ISAM runs highly diversified, tightly controlled strategies. Unlike many of its hedge fund peers, the firm does not leverage the trading instruments it uses, which limits its dependence on investment banks. Best of all, Fink says, ISAM’s use of futures and forward contracts frees up its cash and has helped mitigate the worst of the counterparty risks plaguing the industry: “At ISAM we have also eliminated the risk of having to pay for leverage and needing counterparties to provide it, because we simply don’t use it.”
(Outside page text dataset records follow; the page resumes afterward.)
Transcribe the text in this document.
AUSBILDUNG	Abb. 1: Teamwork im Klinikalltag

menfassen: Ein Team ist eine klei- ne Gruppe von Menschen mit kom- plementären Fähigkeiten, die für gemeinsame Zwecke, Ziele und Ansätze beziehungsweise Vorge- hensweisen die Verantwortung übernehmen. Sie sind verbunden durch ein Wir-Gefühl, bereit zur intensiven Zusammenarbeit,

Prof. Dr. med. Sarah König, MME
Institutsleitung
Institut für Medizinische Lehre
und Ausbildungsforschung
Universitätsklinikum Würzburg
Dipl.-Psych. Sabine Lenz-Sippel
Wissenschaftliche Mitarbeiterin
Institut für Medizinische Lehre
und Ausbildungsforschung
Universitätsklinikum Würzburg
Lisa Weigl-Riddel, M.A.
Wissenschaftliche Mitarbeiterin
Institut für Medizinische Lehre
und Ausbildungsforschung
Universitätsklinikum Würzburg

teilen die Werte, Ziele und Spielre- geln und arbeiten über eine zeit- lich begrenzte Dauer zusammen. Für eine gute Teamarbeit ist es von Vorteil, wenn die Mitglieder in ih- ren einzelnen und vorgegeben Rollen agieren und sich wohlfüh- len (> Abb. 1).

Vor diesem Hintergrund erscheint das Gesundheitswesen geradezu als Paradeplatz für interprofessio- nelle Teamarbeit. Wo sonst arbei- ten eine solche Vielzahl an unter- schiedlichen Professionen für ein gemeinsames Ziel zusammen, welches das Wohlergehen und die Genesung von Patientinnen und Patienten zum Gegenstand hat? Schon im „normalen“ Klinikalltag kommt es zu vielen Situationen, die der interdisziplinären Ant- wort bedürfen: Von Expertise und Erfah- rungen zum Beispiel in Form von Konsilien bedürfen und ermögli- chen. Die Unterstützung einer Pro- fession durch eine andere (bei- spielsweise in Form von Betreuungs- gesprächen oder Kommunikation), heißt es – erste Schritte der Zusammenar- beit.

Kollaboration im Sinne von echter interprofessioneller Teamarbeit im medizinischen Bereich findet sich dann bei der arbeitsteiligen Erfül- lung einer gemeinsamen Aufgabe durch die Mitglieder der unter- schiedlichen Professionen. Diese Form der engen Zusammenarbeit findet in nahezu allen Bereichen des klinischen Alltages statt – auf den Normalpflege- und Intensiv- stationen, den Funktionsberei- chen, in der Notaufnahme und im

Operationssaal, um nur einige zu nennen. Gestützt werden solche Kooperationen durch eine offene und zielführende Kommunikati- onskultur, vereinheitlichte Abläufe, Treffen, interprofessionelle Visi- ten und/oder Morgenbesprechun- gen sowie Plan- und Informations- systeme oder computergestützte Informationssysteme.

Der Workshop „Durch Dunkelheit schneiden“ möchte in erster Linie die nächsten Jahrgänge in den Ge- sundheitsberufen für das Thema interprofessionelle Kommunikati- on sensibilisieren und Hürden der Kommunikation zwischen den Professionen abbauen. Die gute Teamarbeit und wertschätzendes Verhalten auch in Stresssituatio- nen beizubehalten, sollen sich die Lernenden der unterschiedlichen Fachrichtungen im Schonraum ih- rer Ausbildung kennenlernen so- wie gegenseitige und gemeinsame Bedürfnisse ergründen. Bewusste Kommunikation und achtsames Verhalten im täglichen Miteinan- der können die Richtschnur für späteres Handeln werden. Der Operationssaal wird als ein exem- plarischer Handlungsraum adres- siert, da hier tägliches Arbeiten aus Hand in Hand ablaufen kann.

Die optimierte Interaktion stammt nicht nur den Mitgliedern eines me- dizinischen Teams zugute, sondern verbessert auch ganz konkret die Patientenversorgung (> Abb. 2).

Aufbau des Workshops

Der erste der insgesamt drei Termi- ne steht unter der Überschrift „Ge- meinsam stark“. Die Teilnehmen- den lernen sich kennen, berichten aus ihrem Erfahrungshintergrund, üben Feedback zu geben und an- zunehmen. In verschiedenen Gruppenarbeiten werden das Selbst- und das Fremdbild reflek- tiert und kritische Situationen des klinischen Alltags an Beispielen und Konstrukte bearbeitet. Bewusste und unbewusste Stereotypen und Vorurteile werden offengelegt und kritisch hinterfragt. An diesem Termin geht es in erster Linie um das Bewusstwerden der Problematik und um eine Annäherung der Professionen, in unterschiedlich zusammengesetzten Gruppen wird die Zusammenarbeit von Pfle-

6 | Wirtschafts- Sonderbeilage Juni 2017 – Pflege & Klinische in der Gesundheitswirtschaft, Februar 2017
ISAM has another advantage: Because it trades managed futures, only a small percentage of its client capital is needed to take positions. About 10 percent of the invested assets in a given fund are put up to meet initial margin requirements; another 10 percent are set aside to help protect the fund against market volatility, and the remainder are placed in interest-bearing accounts. What Fink describes as the inherent flexibility and depth of ISAM’s capital is now spurring the CEO to help the firm develop products that guarantee capital preservation — no mean feat in the current market.

Across the hedge fund industry, investors have understandably been disappointed by their managers’ inability to deliver absolute returns in recent months, to say nothing of their lack of capital preservation. The challenges Fink faces are not inconsiderable, and the hours are still long, but he seems to enjoy his new role.